SheldonesqueTheBstard · 01/09/2021 02:14

What is troubling you boat? Is there anything at all you need to let out?

Boatintheocean · 01/09/2021 02:17

I think I have got a lot on my mind, struggling emotionally right now anyway but it seems to have all come rumbling out tonight.

Tasselsarein · 01/09/2021 02:27

Thank you!

I know she isn't happy and in reality I know deep down I am, its just a lot to deal with at the moment.

I will get through this I've been through worse, but for now I'm going to cry and hope I can cover the suitcases under my eyes with lots of makeup in the morning.

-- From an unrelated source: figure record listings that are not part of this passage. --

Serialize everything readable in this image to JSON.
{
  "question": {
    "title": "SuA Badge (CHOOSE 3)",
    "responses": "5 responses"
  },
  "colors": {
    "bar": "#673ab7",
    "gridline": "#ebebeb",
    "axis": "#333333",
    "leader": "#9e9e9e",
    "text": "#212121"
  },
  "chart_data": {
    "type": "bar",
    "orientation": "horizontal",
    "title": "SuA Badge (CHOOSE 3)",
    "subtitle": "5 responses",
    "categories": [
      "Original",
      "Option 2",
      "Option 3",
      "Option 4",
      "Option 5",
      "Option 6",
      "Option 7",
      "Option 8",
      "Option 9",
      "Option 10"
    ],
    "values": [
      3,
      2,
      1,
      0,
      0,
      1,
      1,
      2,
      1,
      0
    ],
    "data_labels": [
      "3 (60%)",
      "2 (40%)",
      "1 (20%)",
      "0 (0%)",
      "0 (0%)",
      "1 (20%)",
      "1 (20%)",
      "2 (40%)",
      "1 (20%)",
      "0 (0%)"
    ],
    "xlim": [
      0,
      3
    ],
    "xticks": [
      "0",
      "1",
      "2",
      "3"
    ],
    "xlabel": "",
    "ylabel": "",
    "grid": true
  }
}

Becca19962014 · 01/09/2021 11:14

A load of people REPORTED my thread asking for help with Amazon. I'm done with this site. Why are people like this? Everytime I ask for help, I need to put about financial difficulties and access issues and everytime get reported. I won't ask for help again.

It wasn't a begging thread just a request for help to contact Amazon.

Anyway thank YOU all for caring!

2018SoFarSoGreat · 01/09/2021 11:29

We care, @Becca19962014. I'm so sorry you are having a hard time! 💐

OP posts:
SheldonesqueTheBstard · 01/09/2021 14:13

For Amazon general issues in the UK, dial 0800 279 7234. If you're outside of the UK, dial +44 207 084 7911.

Also this looks like a free phone nr too.

0800 4961081

Hopefully one of these will help.

Ad said, I know nowt about it becca so apologies if it is a misdirection - just copied off google.